Buying a house? Here are a few usable tips to help you make a perfect choice.

The blend of low house prices, still-low interest rates and appealing tax incentives can sure help the discerning buyers find real bargains. But the process of buying a home can be off-putting at times. The following tips can come handy:

1. Figure out How Much you can Afford
This is the most important step when you go in for any kind of investment. The expenses for house must be kept below 35 percent of your total income. Breathing room in your budget would surely help during times of contingencies.

2. Be Ready for Down Payment
Ideally, a down payment of up to 20 percent is essential today. In case you do not have this amount, it is advisable to talk to your mortgage lender about your options.

3. Consider Your Credit Scores
You need to check your credit score before investing in a house. Credit scores range from 300 to 850, with the median U.S. credit score about 725. If your score is lagging, you can improve it by paying every bill on time and disputing any erroneous information on your report.

4. Know about Mortgage Insurance
Mortgages with less than 20 percent down payment require Private Mortgage Insurance (PMI) in case the owner defaults on the loan. When mortgage is paid up to 80 percent or less of the home’s value, the home owner can request the lender to cancel the PMI and then be able to stop paying the additional amount.

5. Know about Indirect Expenses
The principal and interest on a mortgage payment are only the beginning of home-related costs. Escrow payments – the funds withdrawn to cover home insurance and taxes – and PMI can add a few hundred dollars per month to a mortgage payment.

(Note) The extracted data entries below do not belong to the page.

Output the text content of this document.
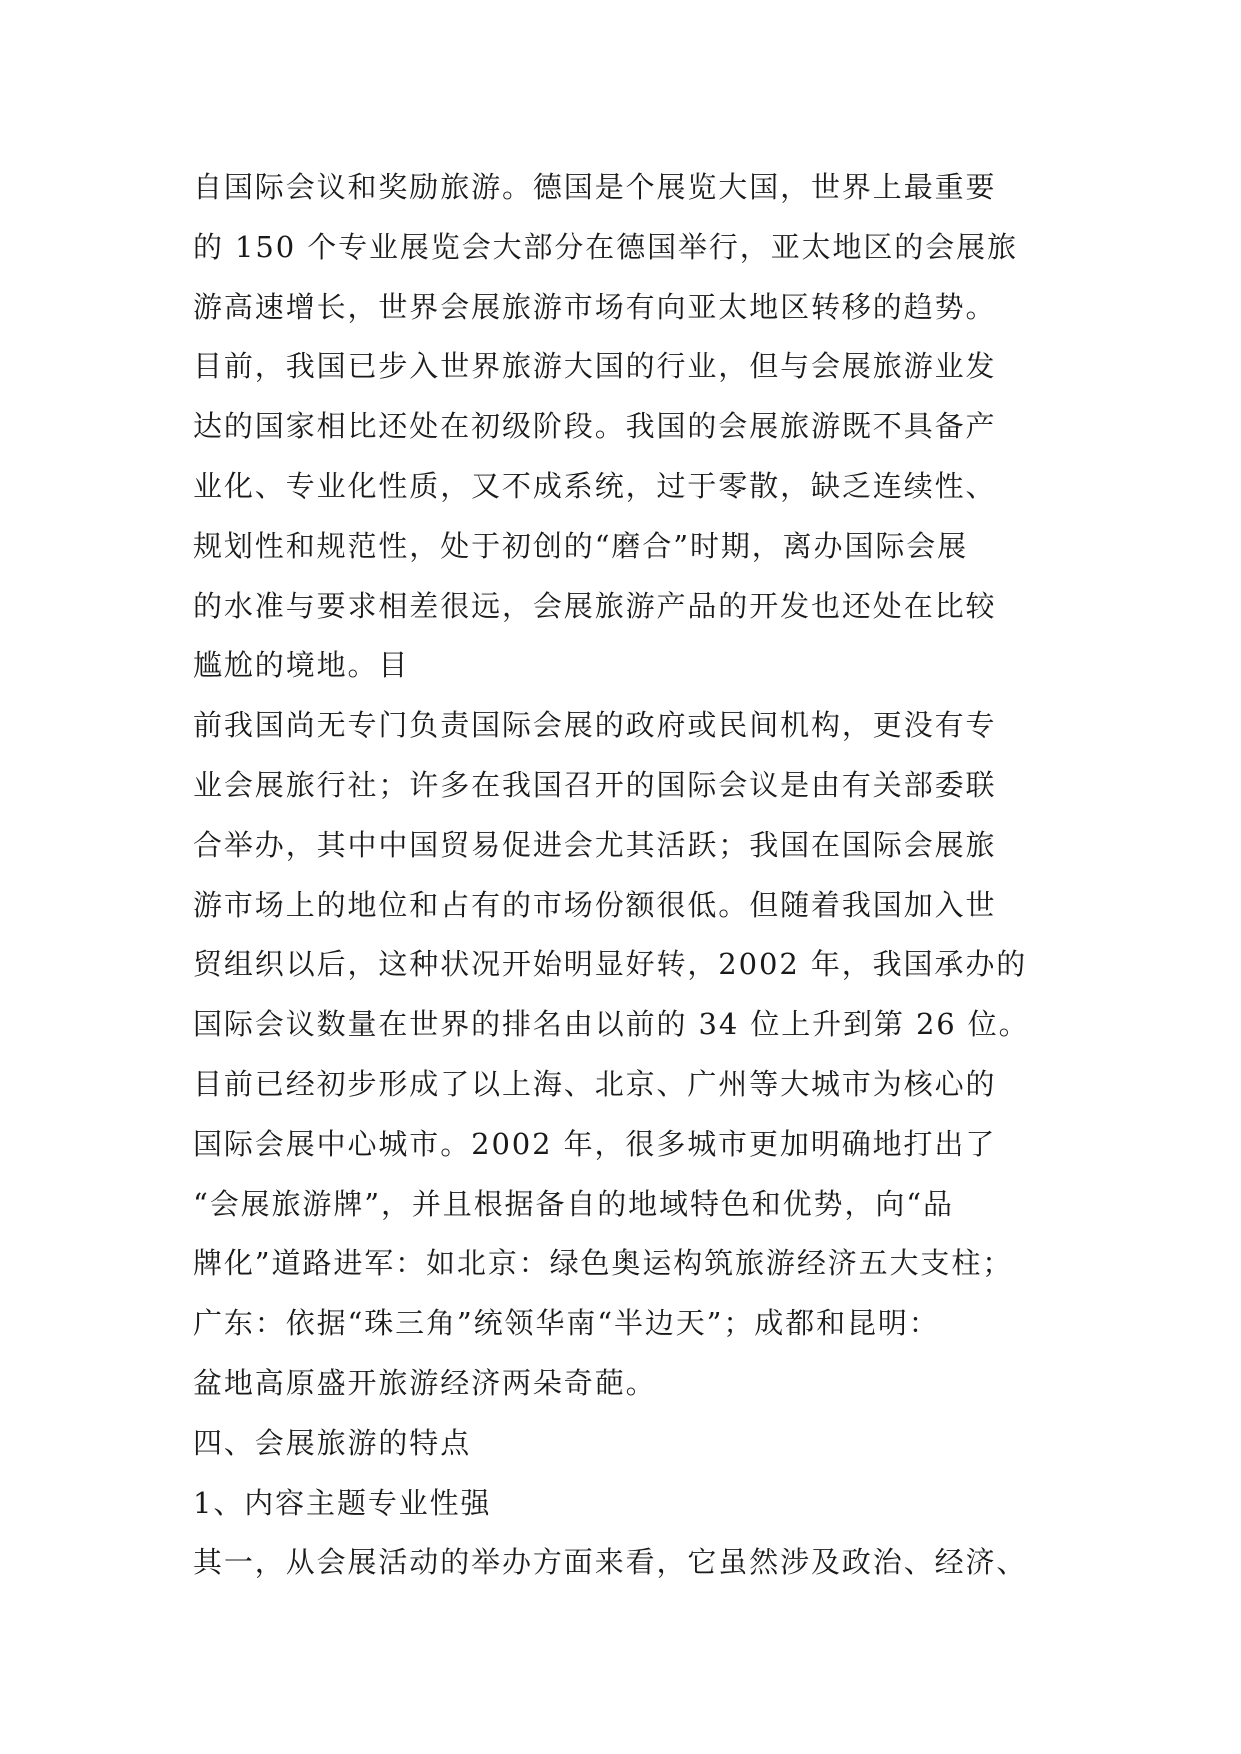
自国际会议和奖励旅游。德国是个展览大国，世界上最重要
的 150 个专业展览会大部分在德国举行，亚太地区的会展旅
游高速增长，世界会展旅游市场有向亚太地区转移的趋势。
目前，我国已步入世界旅游大国的行业，但与会展旅游业发
达的国家相比还处在初级阶段。我国的会展旅游既不具备产
业化、专业化性质，又不成系统，过于零散，缺乏连续性、
规划性和规范性，处于初创的“磨合”时期，离办国际会展
的水准与要求相差很远，会展旅游产品的开发也还处在比较
尴尬的境地。目
前我国尚无专门负责国际会展的政府或民间机构，更没有专
业会展旅行社；许多在我国召开的国际会议是由有关部委联
合举办，其中中国贸易促进会尤其活跃；我国在国际会展旅
游市场上的地位和占有的市场份额很低。但随着我国加入世
贸组织以后，这种状况开始明显好转，2002 年，我国承办的
国际会议数量在世界的排名由以前的 34 位上升到第 26 位。
目前已经初步形成了以上海、北京、广州等大城市为核心的
国际会展中心城市。2002 年，很多城市更加明确地打出了
“会展旅游牌”，并且根据备自的地域特色和优势，向“品
牌化”道路进军：如北京：绿色奥运构筑旅游经济五大支柱；
广东：依据“珠三角”统领华南“半边天”；成都和昆明：
盆地高原盛开旅游经济两朵奇葩。
四、会展旅游的特点
1、内容主题专业性强
其一，从会展活动的举办方面来看，它虽然涉及政治、经济、
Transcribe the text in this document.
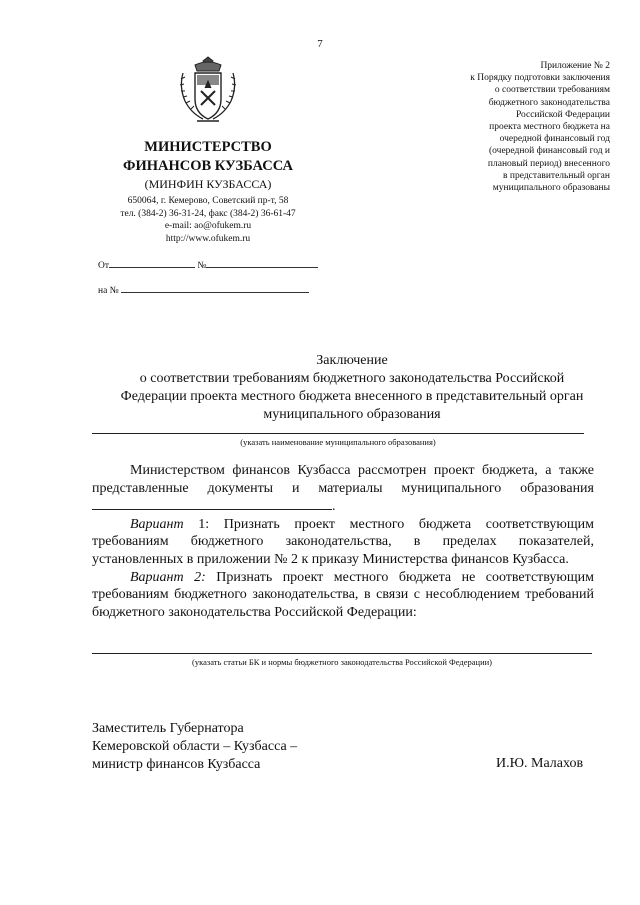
7
МИНИСТЕРСТВО
ФИНАНСОВ КУЗБАССА
(МИНФИН КУЗБАССА)
650064, г. Кемерово, Советский пр-т, 58
тел. (384-2) 36-31-24, факс (384-2) 36-61-47
e-mail: ao@ofukem.ru
http://www.ofukem.ru
От	№
на №
Приложение № 2
к Порядку подготовки заключения
о соответствии требованиям
бюджетного законодательства
Российской Федерации
проекта местного бюджета на
очередной финансовый год
(очередной финансовый год и
плановый период) внесенного
в представительный орган
муниципального образованы
Заключение
о соответствии требованиям бюджетного законодательства Российской
Федерации проекта местного бюджета внесенного в представительный орган
муниципального образования
(указать наименование муниципального образования)

Министерством финансов Кузбасса рассмотрен проект бюджета, а также представленные документы и материалы муниципального образования .

Вариант 1: Признать проект местного бюджета соответствующим требованиям бюджетного законодательства, в пределах показателей, установленных в приложении № 2 к приказу Министерства финансов Кузбасса.

Вариант 2: Признать проект местного бюджета не соответствующим требованиям бюджетного законодательства, в связи с несоблюдением требований бюджетного законодательства Российской Федерации:

(указать статьи БК и нормы бюджетного законодательства Российской Федерации)
Заместитель Губернатора
Кемеровской области – Кузбасса –
министр финансов Кузбасса	И.Ю. Малахов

6. Look out for Fraud by Timely House Inspection
Home inspection is a must before you go in for a deal. This would give an insight into the actual conditions of the house as some of the lowest priced homes today are “fixer-uppers” or homes sold “as is” due to foreclosure. This would also help you determine the approximate cost of fixing the problem parts in your future house.

Despite the prevailing meltdown in the market, housing remains a good long-term investment. Doing your homework on the basis of said pointers above can assure an investment made well.